Betsy Weis - Trees in Rows
Despite not being able to leave the house we feel like we haven’t accomplished enough, haven’t done enough work. I get emails from students stuck in quarantine in various countries. One student’s grandmother has the virus. My partner goes out to buy groceries and it takes three hours, she has to wear two masks and rubber gloves, and it takes up most of the day. We watch the television news and the numbers go up, a morbid gameshow of dread and death. The other day I heard a rumor that dolphins have returned to the canals of Venice. It made me smile, before I had another, more troubling thought: I worry more about the dolphins and their peace in a reclaimed habitat than about us returning to normal. I don’t want the motorboats and cruise ships to return to Venice. I don’t want to get back to normal. This world we have isn’t the best one we could have and certainly not made for the common good. This epidemic has the possibility of inviting us to dismantle structures built to confine and restrict, to narrow and to regulate all forms of difference, all forms of queerness, and to bring organisms on the margins to the center of the discourse. In What’s the Use? Sara Ahmed writes, “Use becomes an accumulated somatic history, a history of qualities that are acquired over time, even if what is of use now might be different from what was of use before.” Now is the time to explore those reserves of use, forgotten and sleepy in the recesses of our brains, to rearrange them and to find old ways that can be new ways, ways that reach beyond productivity, modernity, consumerism, borders, and speed. These alternative modes are in us.

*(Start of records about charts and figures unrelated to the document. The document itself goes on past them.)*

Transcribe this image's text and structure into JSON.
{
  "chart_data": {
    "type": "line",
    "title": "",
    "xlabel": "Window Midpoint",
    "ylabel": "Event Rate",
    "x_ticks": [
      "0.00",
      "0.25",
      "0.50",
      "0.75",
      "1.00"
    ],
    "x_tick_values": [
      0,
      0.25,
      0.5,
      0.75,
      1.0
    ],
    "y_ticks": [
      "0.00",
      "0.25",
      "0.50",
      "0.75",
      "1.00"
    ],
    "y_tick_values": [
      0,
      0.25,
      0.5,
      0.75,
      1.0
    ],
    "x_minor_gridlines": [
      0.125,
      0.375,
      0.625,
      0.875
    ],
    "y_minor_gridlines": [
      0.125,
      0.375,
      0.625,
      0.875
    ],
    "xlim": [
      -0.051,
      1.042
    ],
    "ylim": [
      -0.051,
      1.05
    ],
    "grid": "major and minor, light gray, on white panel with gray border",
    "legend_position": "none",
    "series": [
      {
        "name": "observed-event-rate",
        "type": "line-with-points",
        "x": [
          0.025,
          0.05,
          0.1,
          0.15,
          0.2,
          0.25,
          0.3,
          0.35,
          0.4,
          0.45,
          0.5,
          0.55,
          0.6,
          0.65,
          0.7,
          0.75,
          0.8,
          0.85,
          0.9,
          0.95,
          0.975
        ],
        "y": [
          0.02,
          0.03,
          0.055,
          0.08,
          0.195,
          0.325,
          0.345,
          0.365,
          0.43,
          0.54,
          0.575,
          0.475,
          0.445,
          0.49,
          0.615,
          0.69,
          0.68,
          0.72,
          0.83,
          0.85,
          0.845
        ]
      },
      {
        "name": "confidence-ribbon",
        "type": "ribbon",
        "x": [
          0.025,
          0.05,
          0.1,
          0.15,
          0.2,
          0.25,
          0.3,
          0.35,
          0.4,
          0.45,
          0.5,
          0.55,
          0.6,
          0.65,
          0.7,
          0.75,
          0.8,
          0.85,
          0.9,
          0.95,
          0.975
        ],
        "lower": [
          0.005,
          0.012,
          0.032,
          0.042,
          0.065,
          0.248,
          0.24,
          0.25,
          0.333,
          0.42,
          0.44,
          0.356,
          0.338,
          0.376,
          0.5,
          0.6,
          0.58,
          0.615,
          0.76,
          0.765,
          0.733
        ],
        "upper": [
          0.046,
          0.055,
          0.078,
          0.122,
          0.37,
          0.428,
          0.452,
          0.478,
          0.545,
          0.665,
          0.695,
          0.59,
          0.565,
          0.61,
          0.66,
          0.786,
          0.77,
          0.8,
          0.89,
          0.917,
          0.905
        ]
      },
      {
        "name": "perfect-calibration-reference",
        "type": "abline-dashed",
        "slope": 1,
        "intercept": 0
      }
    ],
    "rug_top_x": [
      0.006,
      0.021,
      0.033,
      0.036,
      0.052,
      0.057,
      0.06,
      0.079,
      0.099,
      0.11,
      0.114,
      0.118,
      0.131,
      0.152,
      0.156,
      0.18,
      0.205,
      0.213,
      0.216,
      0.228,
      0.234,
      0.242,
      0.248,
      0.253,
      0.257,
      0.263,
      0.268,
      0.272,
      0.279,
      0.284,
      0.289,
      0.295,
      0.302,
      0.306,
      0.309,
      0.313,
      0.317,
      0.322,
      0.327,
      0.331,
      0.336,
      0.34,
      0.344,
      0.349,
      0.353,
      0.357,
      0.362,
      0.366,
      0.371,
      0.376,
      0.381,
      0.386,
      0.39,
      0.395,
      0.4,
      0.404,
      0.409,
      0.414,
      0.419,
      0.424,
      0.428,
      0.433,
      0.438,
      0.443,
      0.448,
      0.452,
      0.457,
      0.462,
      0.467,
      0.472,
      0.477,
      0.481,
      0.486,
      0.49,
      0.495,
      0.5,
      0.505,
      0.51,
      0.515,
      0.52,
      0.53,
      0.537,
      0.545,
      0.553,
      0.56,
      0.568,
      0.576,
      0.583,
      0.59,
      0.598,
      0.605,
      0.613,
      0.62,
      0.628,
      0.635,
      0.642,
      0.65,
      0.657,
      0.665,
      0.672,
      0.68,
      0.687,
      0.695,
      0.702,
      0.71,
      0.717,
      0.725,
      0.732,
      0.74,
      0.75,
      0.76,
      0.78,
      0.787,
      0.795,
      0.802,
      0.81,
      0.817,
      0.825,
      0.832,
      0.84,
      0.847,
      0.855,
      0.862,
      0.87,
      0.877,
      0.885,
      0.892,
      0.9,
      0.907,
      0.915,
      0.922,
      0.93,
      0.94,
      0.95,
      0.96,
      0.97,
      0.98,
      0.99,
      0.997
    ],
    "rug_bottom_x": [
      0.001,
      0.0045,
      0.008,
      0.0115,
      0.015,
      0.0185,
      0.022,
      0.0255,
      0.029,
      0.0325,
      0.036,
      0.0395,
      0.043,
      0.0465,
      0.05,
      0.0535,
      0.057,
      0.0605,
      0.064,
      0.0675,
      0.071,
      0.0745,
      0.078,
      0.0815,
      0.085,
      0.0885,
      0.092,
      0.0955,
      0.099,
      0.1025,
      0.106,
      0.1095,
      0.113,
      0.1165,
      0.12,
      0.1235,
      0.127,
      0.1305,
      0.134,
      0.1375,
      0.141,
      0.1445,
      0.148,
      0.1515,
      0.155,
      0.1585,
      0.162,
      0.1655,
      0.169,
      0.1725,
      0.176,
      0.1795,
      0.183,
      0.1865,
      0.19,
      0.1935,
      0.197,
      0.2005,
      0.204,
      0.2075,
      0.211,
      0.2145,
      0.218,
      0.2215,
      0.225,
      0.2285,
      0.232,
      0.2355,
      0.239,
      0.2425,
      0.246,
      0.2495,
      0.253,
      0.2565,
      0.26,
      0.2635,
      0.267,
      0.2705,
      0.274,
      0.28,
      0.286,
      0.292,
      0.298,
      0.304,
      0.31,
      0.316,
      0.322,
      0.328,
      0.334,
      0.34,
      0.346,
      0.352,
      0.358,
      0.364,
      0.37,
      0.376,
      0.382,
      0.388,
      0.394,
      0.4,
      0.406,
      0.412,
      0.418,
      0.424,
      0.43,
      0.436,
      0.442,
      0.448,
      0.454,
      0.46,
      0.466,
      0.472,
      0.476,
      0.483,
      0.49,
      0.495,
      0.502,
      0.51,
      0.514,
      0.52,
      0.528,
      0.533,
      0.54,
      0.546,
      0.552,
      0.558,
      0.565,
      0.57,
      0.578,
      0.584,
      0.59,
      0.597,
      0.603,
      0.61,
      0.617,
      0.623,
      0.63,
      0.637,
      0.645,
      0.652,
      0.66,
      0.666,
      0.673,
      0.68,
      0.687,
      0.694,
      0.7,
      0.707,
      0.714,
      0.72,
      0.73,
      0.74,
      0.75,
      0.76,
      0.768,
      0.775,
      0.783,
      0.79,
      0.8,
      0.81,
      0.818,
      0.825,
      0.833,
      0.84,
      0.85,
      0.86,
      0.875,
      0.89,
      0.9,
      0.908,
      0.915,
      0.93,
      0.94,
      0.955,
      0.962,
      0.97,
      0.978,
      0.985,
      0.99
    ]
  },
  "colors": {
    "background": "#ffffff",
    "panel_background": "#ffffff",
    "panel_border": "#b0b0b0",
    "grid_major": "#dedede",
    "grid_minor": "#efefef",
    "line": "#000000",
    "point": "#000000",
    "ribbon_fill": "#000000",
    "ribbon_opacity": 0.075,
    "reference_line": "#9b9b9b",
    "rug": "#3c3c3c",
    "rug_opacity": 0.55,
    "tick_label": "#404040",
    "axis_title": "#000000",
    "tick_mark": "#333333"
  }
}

During the quiet hours my partner and I watch DVDs that have been sitting on our shelves for years and we pick up books we’ve forgotten about. Our personal library becomes Borges’s near-infinite library—it is our world. We order vegetables online from a local farm, vegetables we have never cooked before, and we search through old cookbooks for recipes that take hours. There is no doubt that it is worth our time. The telephone rings, I rest on the couch talking to elderly relatives and friends, listening to their experiences, letting them know how much they are valued. We listen to opera and Ethiopian rock and Lucio Dalla and we dance around the living room. In the midst of all the dying and fear we have each other, we have the tools, we have enough. We finally recognize how lucky we are. The reserves are deep.